Belangeloze nierdonatie neemt toe
27-03-2009 om 14:07 uurHet aantal anonieme niertransplantaties met nieren van levende mensen is in Nederland de afgelopen jaren toegenomen. Vorig jaar kwam 55 procent van het totaal aantal niertransplantaties dankzij een barmhartige Samaritaan tot stand, blijkt uit een onderzoek in het Erasmus Medisch Centrum in Rotterdam, waarover zaterdag een artikel verschijnt in het Nederlands Tijdschrift voor Geneeskunde.

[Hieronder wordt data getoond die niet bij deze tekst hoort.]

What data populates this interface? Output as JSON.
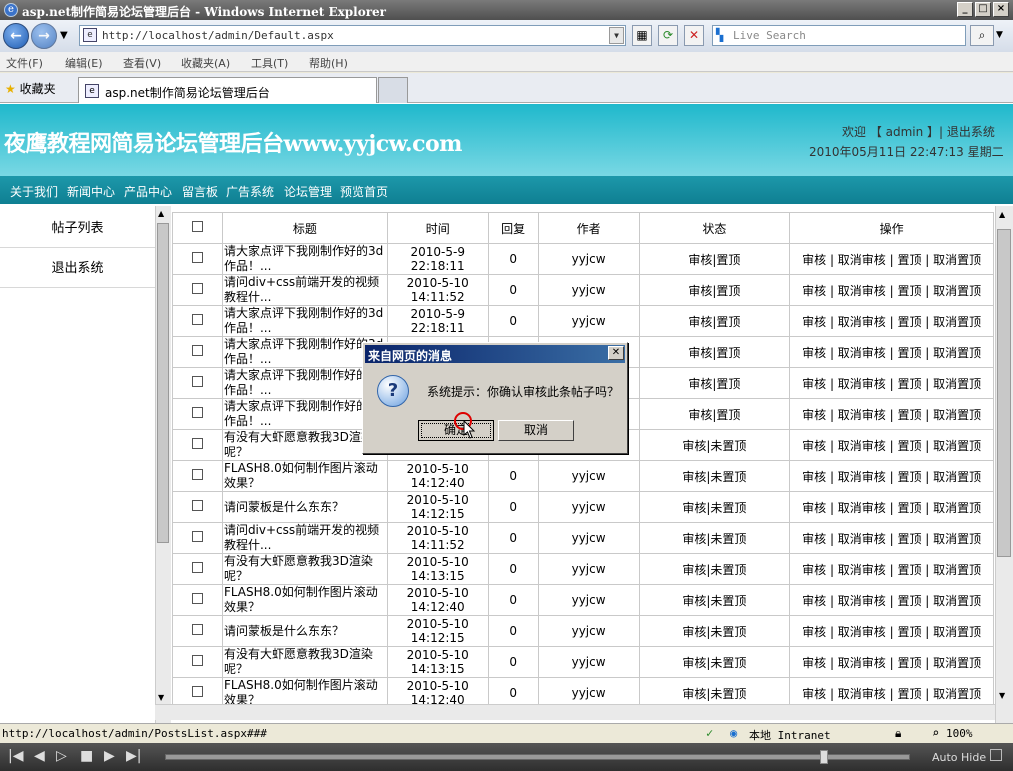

Aanvankelijk waren het uitsluitend familieleden die bij leven doneerden. In de periode van 2000 tot en met 2008 stelden artsen en specialisten van het Erasmus MC een programma op voor nierdonatie waarbij iemand doneert ten gunste van een onbekende ontvanger. Inmiddels accepteren ook de andere universitaire medische centra deze donoren.
Sinds de start van het programma bij het Erasmus meldden zich daar 110 personen voor een anonieme transplantatie. Van hen bleken 48 medisch geschikt en besloten 32 toch van donatie af te zien. Uiteindelijk leverde het nierdonatieprogramma 35 deelnemers op, waardoor 54 transplantaties mogelijk werden.
Negentien van de 35 namen deel aan een zogenoemde domino-ruilkoppelprocedure. Hierbij wordt een nier afgestaan aan iemand uit het donor-ruilprogramma, waarna de oorspronkelijke donor van de ontvanger een nier geeft aan een patiënt op de wachtlijst. Bij het donor-ruilprogramma ruilen koppels van een levende donor en een incompatibele ontvanger een donornier met een ander koppel.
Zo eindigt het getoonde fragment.